Sprecher
Beschreibung
A major challenge in biocatalysis is the development of novel enzymes for chemical reactions beyond nature’s synthetic repertoire. A successful strategy employs artificial metalloenzymes, which are designed rationally to combine the catalytic properties of a metal cofactor with the chiral environment of a protein scaffold that provides stereoselectivity (1). These systems are genetically encodable and therefore amenable to optimization by directed evolution. This technique mimics natural selection in the laboratory through iterative cycles of mutagenesis and screening (2).

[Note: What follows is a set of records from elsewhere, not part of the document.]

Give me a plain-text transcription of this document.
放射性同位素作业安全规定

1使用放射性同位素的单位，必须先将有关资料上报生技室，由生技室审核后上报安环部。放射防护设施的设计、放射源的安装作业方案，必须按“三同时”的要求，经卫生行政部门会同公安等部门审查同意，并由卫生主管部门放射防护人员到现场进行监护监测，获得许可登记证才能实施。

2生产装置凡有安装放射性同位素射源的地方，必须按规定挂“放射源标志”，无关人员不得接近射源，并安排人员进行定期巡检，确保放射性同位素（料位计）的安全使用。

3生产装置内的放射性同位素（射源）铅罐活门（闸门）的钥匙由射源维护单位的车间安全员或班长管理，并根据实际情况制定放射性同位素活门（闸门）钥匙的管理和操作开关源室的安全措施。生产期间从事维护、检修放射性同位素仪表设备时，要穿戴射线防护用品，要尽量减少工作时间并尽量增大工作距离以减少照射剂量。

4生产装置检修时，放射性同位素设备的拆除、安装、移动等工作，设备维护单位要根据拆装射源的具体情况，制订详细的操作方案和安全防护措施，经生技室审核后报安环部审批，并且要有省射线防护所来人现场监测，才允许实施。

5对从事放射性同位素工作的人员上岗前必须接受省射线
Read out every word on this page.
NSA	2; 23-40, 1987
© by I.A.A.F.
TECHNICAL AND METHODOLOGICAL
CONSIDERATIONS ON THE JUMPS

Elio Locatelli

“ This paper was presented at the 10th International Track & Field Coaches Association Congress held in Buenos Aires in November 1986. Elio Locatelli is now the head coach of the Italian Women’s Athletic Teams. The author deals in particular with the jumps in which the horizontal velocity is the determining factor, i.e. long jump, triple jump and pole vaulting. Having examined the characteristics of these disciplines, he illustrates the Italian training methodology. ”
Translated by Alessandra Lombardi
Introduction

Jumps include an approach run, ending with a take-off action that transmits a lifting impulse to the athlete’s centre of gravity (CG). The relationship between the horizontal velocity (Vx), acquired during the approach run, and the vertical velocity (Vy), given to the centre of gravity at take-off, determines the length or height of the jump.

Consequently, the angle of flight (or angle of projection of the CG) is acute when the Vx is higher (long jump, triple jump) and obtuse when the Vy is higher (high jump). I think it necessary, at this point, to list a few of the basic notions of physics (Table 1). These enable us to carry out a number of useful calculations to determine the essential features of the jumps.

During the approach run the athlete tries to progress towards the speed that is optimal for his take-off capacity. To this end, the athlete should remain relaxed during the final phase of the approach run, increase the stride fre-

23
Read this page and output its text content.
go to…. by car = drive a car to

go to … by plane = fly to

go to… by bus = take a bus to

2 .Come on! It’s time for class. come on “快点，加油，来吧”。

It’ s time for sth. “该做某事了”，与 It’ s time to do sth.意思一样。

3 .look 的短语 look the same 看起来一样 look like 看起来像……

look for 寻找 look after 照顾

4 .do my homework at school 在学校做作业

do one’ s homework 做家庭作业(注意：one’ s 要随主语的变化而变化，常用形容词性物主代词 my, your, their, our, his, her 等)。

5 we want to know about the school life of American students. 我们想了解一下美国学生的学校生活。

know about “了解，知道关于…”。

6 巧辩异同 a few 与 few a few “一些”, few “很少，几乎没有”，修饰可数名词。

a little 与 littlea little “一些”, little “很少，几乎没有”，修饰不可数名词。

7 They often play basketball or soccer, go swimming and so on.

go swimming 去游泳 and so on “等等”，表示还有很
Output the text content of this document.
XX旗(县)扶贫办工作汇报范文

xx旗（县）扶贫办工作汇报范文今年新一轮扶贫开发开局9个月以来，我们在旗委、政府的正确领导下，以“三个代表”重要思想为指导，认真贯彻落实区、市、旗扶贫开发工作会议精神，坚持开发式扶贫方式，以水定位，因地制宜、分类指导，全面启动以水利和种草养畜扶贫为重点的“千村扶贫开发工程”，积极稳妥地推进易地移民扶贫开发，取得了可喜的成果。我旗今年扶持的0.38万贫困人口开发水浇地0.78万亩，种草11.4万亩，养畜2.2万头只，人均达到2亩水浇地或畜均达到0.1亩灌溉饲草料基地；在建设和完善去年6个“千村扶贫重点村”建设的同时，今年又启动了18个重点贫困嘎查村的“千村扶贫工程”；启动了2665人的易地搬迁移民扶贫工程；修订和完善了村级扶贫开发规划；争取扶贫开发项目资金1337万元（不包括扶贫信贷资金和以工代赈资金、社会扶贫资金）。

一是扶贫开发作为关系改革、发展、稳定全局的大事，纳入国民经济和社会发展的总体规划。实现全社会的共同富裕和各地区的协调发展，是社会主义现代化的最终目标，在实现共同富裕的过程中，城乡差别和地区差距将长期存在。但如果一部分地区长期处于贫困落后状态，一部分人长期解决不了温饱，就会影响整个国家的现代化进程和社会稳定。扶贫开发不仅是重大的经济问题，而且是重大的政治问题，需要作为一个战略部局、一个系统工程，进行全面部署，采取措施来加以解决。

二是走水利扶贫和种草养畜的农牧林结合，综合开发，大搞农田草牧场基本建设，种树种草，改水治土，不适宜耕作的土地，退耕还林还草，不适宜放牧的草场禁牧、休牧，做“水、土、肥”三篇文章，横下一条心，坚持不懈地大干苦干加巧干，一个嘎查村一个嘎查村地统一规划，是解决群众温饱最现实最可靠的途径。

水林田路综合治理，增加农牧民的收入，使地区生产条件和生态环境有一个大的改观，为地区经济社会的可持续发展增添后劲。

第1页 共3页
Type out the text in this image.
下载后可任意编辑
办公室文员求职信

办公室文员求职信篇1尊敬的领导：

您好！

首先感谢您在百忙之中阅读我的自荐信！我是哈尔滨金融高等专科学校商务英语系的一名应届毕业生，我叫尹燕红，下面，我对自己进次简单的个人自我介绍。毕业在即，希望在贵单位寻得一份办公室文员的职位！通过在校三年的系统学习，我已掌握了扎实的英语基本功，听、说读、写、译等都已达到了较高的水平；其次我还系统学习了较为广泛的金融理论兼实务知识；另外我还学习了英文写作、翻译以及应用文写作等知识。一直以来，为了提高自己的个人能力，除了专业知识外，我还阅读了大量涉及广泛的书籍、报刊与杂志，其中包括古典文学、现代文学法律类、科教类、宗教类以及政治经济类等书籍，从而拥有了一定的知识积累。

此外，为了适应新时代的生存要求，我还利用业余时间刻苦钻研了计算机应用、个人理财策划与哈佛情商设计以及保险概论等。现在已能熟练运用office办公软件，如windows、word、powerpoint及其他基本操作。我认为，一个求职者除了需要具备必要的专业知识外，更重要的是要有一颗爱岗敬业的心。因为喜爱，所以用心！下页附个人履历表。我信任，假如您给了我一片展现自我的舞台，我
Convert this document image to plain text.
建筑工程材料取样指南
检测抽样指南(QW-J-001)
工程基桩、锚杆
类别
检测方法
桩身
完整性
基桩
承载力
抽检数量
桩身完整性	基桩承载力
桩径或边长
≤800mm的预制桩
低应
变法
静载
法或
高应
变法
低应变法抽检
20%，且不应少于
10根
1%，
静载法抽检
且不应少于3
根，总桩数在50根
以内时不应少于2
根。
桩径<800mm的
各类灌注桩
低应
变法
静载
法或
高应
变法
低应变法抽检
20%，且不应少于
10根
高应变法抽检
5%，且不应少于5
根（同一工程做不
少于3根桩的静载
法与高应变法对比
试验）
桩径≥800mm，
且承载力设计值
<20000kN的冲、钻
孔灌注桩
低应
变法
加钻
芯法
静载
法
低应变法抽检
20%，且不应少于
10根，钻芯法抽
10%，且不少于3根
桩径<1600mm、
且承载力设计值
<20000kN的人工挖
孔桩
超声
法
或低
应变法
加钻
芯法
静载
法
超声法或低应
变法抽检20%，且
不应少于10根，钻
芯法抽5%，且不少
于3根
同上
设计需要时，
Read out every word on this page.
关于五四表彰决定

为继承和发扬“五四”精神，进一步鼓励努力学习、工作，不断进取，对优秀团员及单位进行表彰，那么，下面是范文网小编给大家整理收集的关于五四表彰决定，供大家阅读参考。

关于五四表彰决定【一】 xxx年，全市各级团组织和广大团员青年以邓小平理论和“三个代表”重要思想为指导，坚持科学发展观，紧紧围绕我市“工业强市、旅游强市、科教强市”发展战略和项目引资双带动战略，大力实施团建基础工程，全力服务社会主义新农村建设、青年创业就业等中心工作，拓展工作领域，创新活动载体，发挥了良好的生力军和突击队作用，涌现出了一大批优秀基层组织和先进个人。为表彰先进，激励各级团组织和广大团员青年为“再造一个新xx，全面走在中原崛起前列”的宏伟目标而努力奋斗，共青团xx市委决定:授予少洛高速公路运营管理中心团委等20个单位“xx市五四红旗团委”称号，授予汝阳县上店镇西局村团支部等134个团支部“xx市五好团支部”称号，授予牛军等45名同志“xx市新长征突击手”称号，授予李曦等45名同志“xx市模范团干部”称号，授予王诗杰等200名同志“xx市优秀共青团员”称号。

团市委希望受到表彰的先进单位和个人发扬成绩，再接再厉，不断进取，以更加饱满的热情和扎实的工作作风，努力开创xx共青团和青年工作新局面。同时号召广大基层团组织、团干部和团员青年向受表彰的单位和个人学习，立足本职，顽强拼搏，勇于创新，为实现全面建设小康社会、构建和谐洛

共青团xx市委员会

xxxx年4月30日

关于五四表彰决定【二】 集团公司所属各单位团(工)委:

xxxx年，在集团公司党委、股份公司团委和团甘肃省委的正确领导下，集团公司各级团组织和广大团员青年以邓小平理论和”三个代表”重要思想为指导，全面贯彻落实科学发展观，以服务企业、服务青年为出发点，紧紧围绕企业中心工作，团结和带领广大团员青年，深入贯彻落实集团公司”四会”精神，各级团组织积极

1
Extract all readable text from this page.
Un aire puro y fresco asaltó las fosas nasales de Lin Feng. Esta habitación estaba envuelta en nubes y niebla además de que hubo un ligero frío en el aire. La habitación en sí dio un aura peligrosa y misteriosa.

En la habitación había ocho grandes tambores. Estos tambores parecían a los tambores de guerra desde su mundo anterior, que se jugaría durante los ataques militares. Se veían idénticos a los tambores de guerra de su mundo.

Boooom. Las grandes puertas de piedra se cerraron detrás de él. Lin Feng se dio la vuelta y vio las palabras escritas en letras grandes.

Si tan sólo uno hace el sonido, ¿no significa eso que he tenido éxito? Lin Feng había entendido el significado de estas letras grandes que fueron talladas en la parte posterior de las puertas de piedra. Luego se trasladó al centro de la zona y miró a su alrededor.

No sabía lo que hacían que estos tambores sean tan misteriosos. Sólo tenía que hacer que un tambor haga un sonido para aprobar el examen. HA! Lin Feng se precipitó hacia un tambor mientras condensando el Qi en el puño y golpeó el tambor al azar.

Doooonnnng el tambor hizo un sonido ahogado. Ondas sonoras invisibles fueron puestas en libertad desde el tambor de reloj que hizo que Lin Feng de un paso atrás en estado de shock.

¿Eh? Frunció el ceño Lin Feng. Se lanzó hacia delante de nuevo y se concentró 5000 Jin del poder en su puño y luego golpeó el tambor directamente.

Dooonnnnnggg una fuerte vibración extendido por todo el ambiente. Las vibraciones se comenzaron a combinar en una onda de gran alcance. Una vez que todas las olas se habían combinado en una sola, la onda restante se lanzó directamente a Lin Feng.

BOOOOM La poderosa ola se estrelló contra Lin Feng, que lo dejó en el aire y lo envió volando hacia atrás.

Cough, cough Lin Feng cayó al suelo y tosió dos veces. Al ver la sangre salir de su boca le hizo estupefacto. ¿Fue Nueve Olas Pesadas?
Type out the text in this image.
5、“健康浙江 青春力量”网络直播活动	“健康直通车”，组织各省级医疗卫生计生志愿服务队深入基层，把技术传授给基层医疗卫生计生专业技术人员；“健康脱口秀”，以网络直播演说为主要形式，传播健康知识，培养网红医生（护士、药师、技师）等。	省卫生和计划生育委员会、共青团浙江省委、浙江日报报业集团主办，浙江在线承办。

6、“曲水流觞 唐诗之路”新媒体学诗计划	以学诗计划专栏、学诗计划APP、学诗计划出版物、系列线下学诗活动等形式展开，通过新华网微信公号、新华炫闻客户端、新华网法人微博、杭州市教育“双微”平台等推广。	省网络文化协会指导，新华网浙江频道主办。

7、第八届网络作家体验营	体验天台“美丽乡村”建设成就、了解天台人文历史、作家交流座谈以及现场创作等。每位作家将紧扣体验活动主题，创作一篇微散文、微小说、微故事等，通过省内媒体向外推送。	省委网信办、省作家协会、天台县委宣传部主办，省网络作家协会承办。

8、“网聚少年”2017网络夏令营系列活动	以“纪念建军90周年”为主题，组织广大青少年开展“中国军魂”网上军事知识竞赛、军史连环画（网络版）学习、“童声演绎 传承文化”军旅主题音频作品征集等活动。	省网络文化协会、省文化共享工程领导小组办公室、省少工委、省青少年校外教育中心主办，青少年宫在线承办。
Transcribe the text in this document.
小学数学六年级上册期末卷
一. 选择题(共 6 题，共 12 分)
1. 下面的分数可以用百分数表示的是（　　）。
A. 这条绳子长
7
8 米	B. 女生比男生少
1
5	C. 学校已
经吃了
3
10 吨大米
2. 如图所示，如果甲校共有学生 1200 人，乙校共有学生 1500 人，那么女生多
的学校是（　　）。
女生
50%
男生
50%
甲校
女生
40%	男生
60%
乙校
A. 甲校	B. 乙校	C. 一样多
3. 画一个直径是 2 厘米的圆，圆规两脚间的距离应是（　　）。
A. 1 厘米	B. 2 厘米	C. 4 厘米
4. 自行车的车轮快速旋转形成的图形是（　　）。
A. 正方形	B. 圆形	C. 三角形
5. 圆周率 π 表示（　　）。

We recently developed a de novo protein scaffold with femtomolar affinity for lanthanides, where metal binding can be observed by sensitizing the element-specific luminescence (3). Lanthanide ions are not only potent Lewis acid catalysts; one of them, cerium(III/IV), also promotes photoredox chemistry. The metal ions are incorporated by dative anchoring, which exploits direct coordination by natural amino acids of the protein. We now work on turning these de novo metalloproteins into a biocatalytic platform for synthetically valuable reactions. Furthermore, we aim to study smaller de novo metallopeptides in the context of prebiotic catalysis by evolving them to drive challenging transformations in metabolic reaction cycles.
References:
(1) Schwizer, F.; Okamoto, Y.; Heinisch, T.; Gu, Y.; Pellizzoni, M. M.; Lebrun, V.; Reuter, R.; Kohler, V.; Lewis, J. C.; Ward, T. R. Artificial Metalloenzymes: Reaction Scope and Optimization Strategies. Chem. Rev. 2018, 118, 142-231.
(2) Zeymer, C.; Hilvert, D. Directed Evolution of Protein Catalysts. Annu. Rev. Biochem. 2018, 87, 131-157.
(3) Caldwell, S. J.; Haydon, I. C.; Piperidou, N.; Huang, P. S.; Bick, M. J.; Sjöström, H. S.; Hilvert, D.; Baker, D.; Zeymer, C. Tight and specific lanthanide binding in a de novo TIM barrel with a large internal cavity designed by symmetric domain fusion. Proc. Natl. Acad. Sci. U.S.A. 2020, 117, 30362-30369.